I agree and disagree with MbH. I don't think this behavior is normal at all, and yet I do have to agree that you should talk to her about it. If my LW tried that with me, a conversation would be imminent!


----------



## Young at Heart (Jan 6, 2015)

traviswardjohnson said:


> My wife like to stick her finger in my butt is this normal and why does she like to it
> _Posted via Mobile Device_


The real elephant in the room is "why do you think it might not be normal?"

If she likes something; that it great. Marriage is all about compromise. Is there a way she can do what she likes in a way that doesn't make you feel up-tight?
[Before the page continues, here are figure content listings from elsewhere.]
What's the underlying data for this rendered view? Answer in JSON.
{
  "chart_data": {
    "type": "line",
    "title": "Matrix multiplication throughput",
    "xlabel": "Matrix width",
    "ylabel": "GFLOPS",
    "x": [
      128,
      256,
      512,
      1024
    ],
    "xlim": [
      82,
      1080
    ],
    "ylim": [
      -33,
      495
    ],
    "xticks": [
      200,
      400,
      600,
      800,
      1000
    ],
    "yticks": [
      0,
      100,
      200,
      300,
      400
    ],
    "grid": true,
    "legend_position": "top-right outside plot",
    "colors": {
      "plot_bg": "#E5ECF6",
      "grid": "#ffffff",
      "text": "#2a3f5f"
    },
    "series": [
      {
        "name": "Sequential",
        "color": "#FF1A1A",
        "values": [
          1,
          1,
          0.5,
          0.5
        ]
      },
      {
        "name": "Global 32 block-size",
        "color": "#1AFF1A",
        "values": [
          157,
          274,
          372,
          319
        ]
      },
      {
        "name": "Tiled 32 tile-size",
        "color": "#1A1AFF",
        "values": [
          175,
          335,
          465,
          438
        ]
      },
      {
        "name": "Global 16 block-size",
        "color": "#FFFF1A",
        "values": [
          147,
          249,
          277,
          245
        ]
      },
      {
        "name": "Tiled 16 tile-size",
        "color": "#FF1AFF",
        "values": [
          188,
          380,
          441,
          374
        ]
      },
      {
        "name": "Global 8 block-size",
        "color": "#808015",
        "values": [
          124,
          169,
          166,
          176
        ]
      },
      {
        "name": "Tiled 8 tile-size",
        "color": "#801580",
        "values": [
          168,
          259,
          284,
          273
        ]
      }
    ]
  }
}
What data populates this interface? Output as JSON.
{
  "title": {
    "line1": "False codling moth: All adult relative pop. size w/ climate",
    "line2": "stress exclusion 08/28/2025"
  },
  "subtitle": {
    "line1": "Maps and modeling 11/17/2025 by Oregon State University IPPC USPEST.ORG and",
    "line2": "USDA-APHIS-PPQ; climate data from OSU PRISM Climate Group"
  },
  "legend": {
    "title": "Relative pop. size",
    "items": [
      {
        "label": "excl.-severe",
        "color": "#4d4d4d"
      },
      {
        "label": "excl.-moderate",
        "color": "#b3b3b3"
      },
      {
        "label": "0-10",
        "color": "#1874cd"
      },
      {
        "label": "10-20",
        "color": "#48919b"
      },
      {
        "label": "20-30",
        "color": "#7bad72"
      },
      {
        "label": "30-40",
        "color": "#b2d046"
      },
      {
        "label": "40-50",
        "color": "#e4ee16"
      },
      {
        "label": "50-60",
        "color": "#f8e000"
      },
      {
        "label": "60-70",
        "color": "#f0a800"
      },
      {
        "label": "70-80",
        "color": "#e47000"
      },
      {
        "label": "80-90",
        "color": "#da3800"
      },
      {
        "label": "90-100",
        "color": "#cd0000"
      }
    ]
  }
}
Would her wearing a glove help you deal with it? Would rinsing yourself out and showering before help you deal with it? What is it that makes you feel uncomfortable? Do you feel it makes you seem gay, even if your wife does it (it isn't because she is a woman)? Marriage is about trying to accommodate your spouse, if possible.

Dr. David Schnarch in his book Passionate Marriage talks about how hard marriage is and how much sex stretches a couple. One of his examples is french kissing. What young person would think that exchanging spit/saliva with someone would be romantic? Usually one partner is pushed into opening their mouth and receiving their lovers tongue. At first is it uncomfortable, but after practices, they can learn to compartmentalize their concerns and then it becomes part of who they are and that this way of kissing is used to define a different kind of relationship from the kisses one gives a parent or sibling.

As stated about you might want to learn about the male P/G spot. Lots of women's magazines tell women it is a way to give their husband the most intense and multiple orgasms of his life. She may be doing it because she loves you and wants to please you.

Talk to her about it, your fears, and why she wants to do it?

Good luck.


----------



## richardsharpe (Jul 8, 2014)

Good evening
Its not uncommon. 

If she likes it and you like it, then great. 

If you don't like it, then tell her so. 

She may also be hinting that she would enjoy anal stimulation if you don't already do that.


----------



## Yeswecan (Jul 25, 2014)

For some reason it is a turn on for your W. So be it. And, there are a lot of nerve endings in that general area. This can prove to enhance your pleasure.


----------